4. Activity 6: non-parametric version of the factorial ANOVA
(Note) According to IBM Support Department at https://www-304.ibm.com/support/docview.wss?uid=swg21487416 there are no options for nonparametric factorial ANOVA models in SPSS. Perhaps a solution would be to separate the groups and perform One-way ANOVA (independent) by using Kruskal-Wallis analysis of ranks and the Median test on each group.
Part C. Contingency Tables
Sometimes a researcher is only interested in the following: Whether two variables are dependent on one another, (e.g. are death and smoking dependent variables; are SAT scores and high school grades independent variables?). To test this type of claim the researcher uses a contingency table, with the null hypothesis being that the variables are independent. In a contingency table the rows are one variable the columns another. In contingency table analysis (also called two-way ANOVA) the researcher determines how closely the amount in each cell coincides with the expected value of each cell if the two variables were independent.

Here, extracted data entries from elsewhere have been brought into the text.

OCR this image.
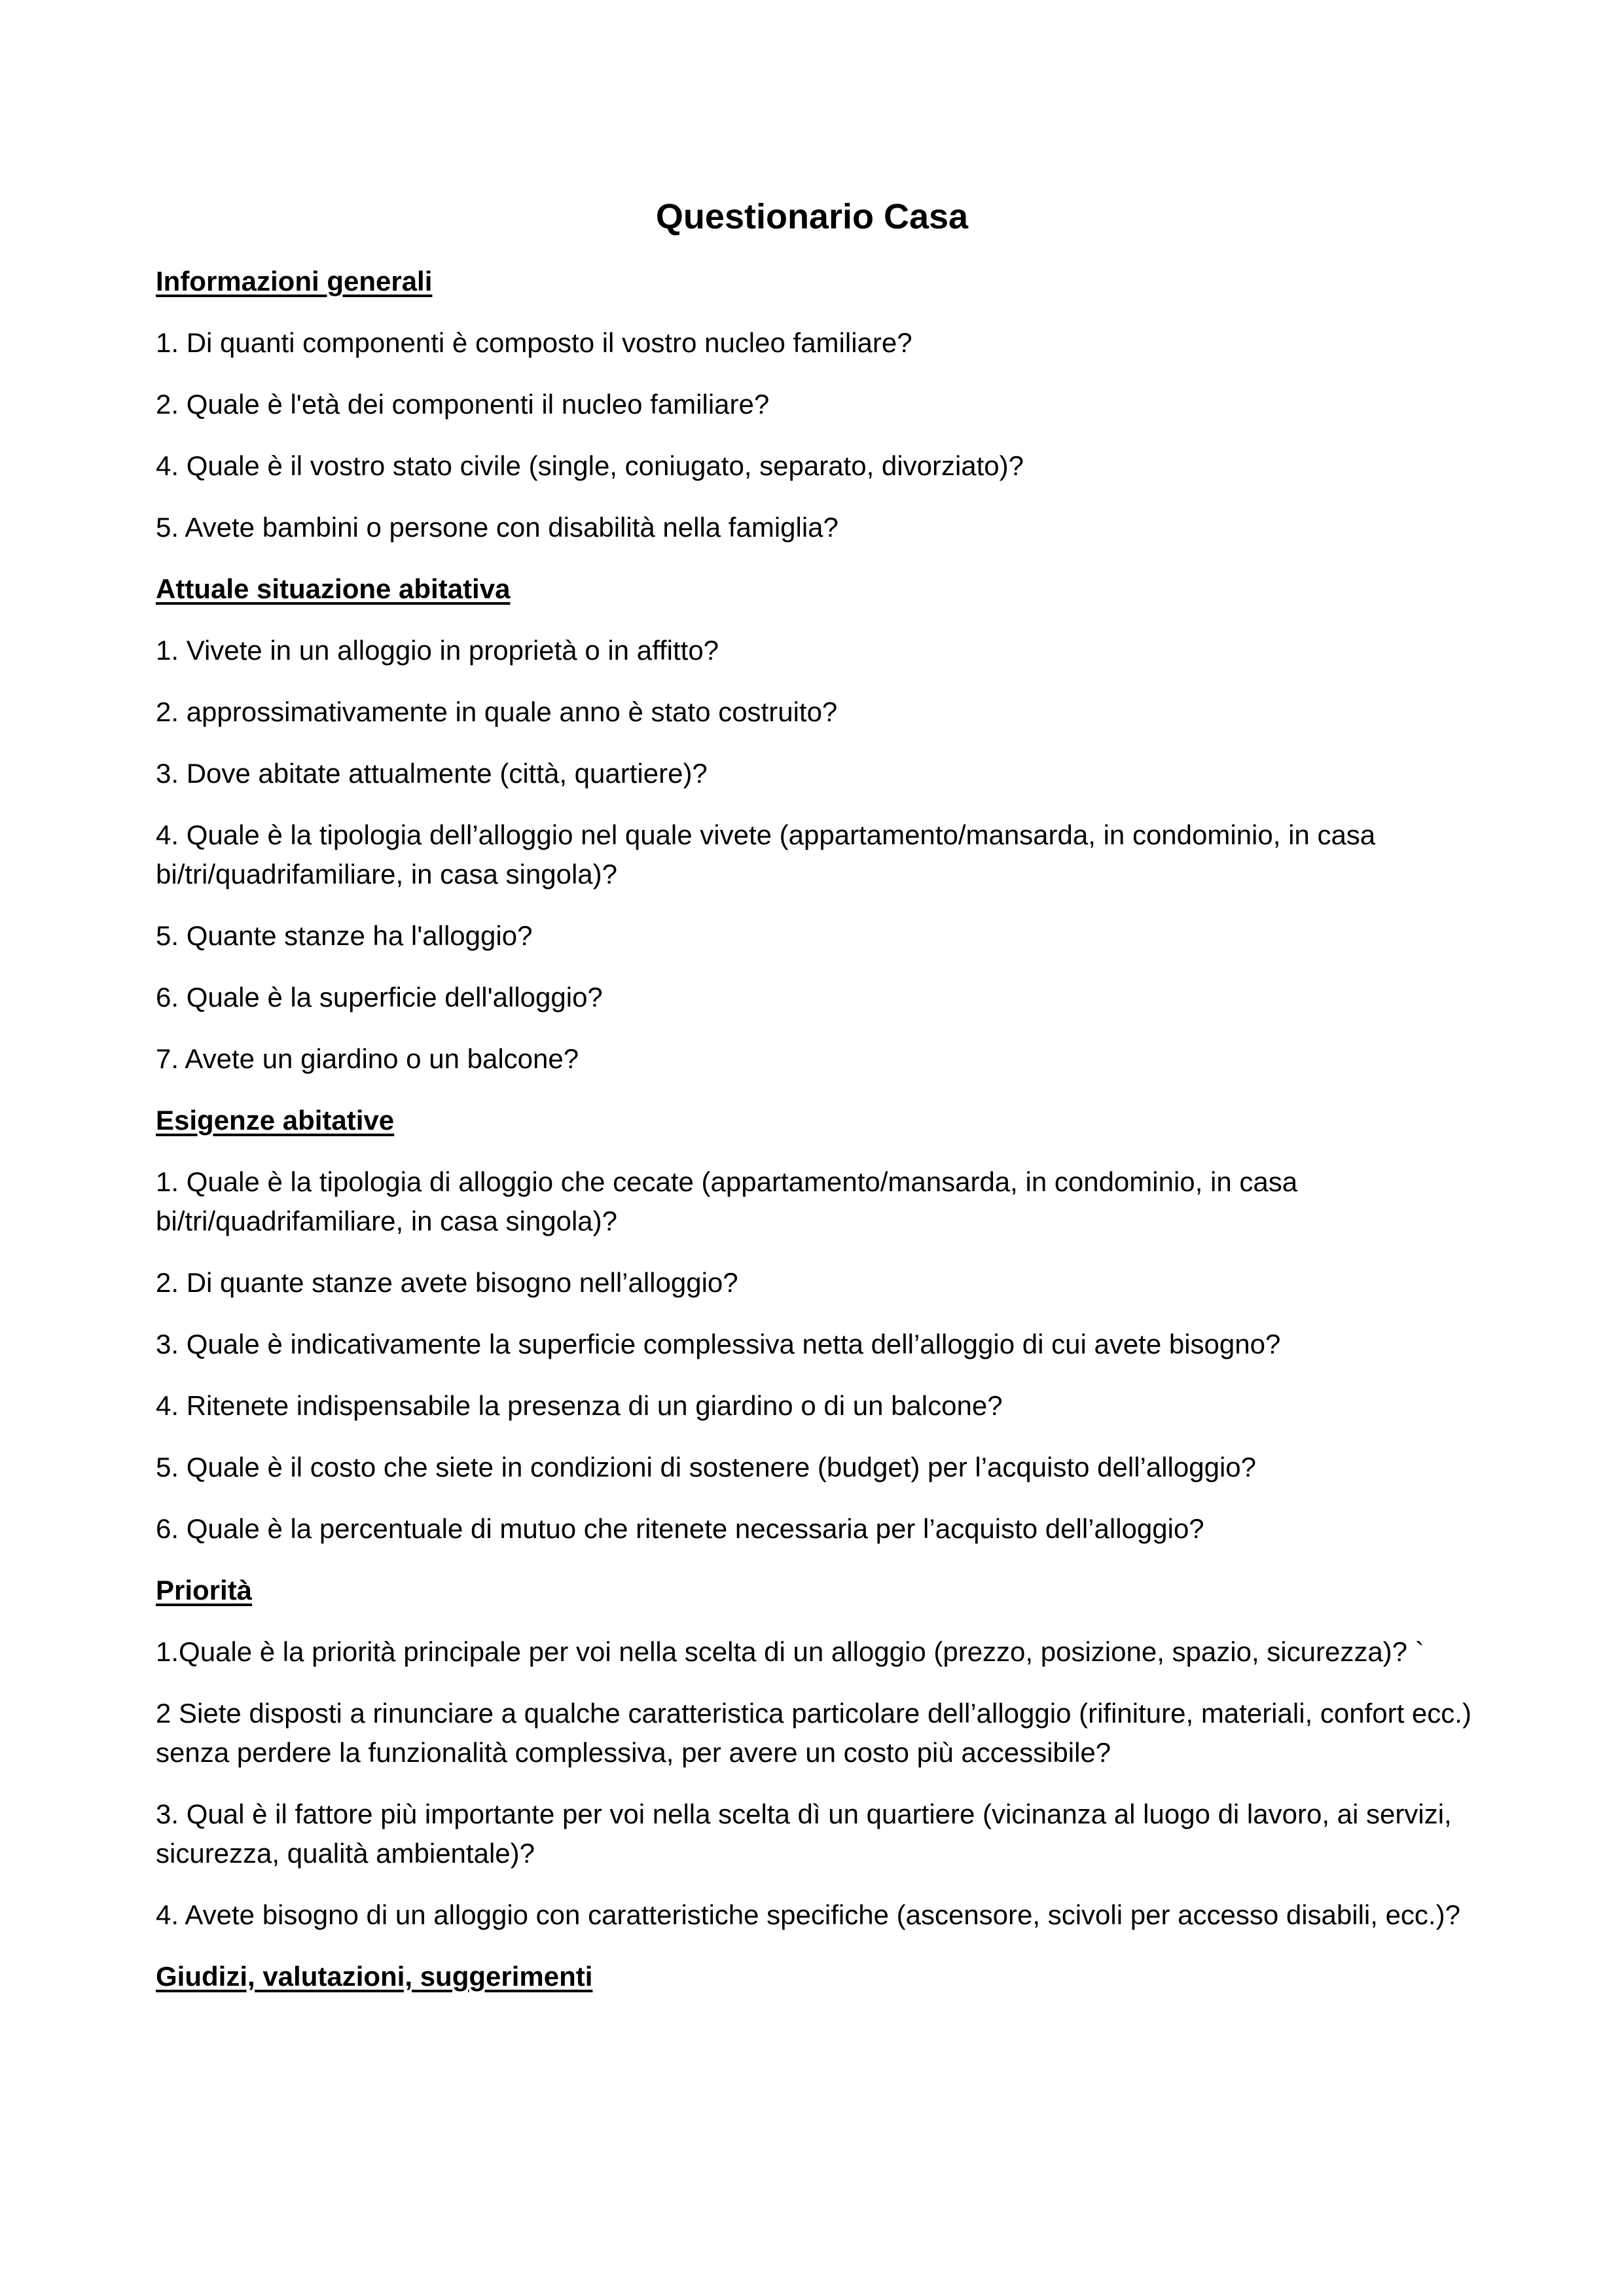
Questionario Casa
Informazioni generali
1. Di quanti componenti è composto il vostro nucleo familiare?
2. Quale è l'età dei componenti il nucleo familiare?
4. Quale è il vostro stato civile (single, coniugato, separato, divorziato)?
5. Avete bambini o persone con disabilità nella famiglia?
Attuale situazione abitativa
1. Vivete in un alloggio in proprietà o in affitto?
2. approssimativamente in quale anno è stato costruito?
3. Dove abitate attualmente (città, quartiere)?
4. Quale è la tipologia dell’alloggio nel quale vivete (appartamento/mansarda, in condominio, in casa bi/tri/quadrifamiliare, in casa singola)?
5. Quante stanze ha l'alloggio?
6. Quale è la superficie dell'alloggio?
7. Avete un giardino o un balcone?
Esigenze abitative
1. Quale è la tipologia di alloggio che cecate (appartamento/mansarda, in condominio, in casa bi/tri/quadrifamiliare, in casa singola)?
2. Di quante stanze avete bisogno nell’alloggio?
3. Quale è indicativamente la superficie complessiva netta dell’alloggio di cui avete bisogno?
4. Ritenete indispensabile la presenza di un giardino o di un balcone?
5. Quale è il costo che siete in condizioni di sostenere (budget) per l’acquisto dell’alloggio?
6. Quale è la percentuale di mutuo che ritenete necessaria per l’acquisto dell’alloggio?
Priorità
1.Quale è la priorità principale per voi nella scelta di un alloggio (prezzo, posizione, spazio, sicurezza)? `
2 Siete disposti a rinunciare a qualche caratteristica particolare dell’alloggio (rifiniture, materiali, confort ecc.) senza perdere la funzionalità complessiva, per avere un costo più accessibile?
3. Qual è il fattore più importante per voi nella scelta dì un quartiere (vicinanza al luogo di lavoro, ai servizi, sicurezza, qualità ambientale)?
4. Avete bisogno di un alloggio con caratteristiche specifiche (ascensore, scivoli per accesso disabili, ecc.)?
Giudizi, valutazioni, suggerimenti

The following contingency table lists the response to a bill pertaining to gun control.
Cell 1 indicates that 10 people in the Northeast were in favor of the bill.
In the previous contingency table, 40 out of 160 (1/4) of those surveyed were from the Northeast. If the two variables were independent, the researcher would expect 1/2 of that amount (20) to be in favor of the amendment since there were only two choices. The researcher would be checking to see if the observed value of 10 was significantly different from the expected value of 20.
To determine how close the expected values are to the actual values, the test statistic chi-square is determined. Small values of chi-square support the claim of independence between the two variables. That is, chi-square will be small when observed and expected frequencies are close. Large values of chi-square would cause the null hypothesis to be rejected and reflect significant differences between observed and expected frequencies.
The Case Processing Summary represents what percentage was involved in the analysis, as there is missing data. In this survey, only 65% of the data was accounted for or 927 participants out of the 1419. The missing cases (34.7%) did not answer the questions or participated and were not included in the analysis.
The crosstabulation table shows the breakdown in cells of the count of each respondent's highest degree and life is exiting or dull. The researcher can determine which group has the most exiting life (High School), the routine life (High School) and the dullest life (High School). High school students seem to have more exiting, routine and dull lives. Therefore, there seems to be an association between level of education and life being exiting or dull. The researcher can also see the values per education level of each group as well. The total column helps the researcher determine the number of cases per category as well i.e. The largest tested group were high school students, N= 483, and the lesser group were Junior college students N=59. This would affect the null hypothesis; consequently, the Chi-Square Tests are necessary to determine the validity of the hull hypothesis.
The Person Chi-Square has a value of 39.428. The Sig. being less than .05 indicates that there is a statistical significance between level of education and life existence. It is statistically improbable that the difference the researcher sees has occurred by chance. This tests a null hypothesis stating that the frequency distribution of certain events observed in a sample is consistent with a particular theoretical distribution. The events considered are mutually exclusive and have total probability 1.Therefore, in a larger population the results would be the same as in the sample population. The researcher cannot reject the null that education and perception of life are independent.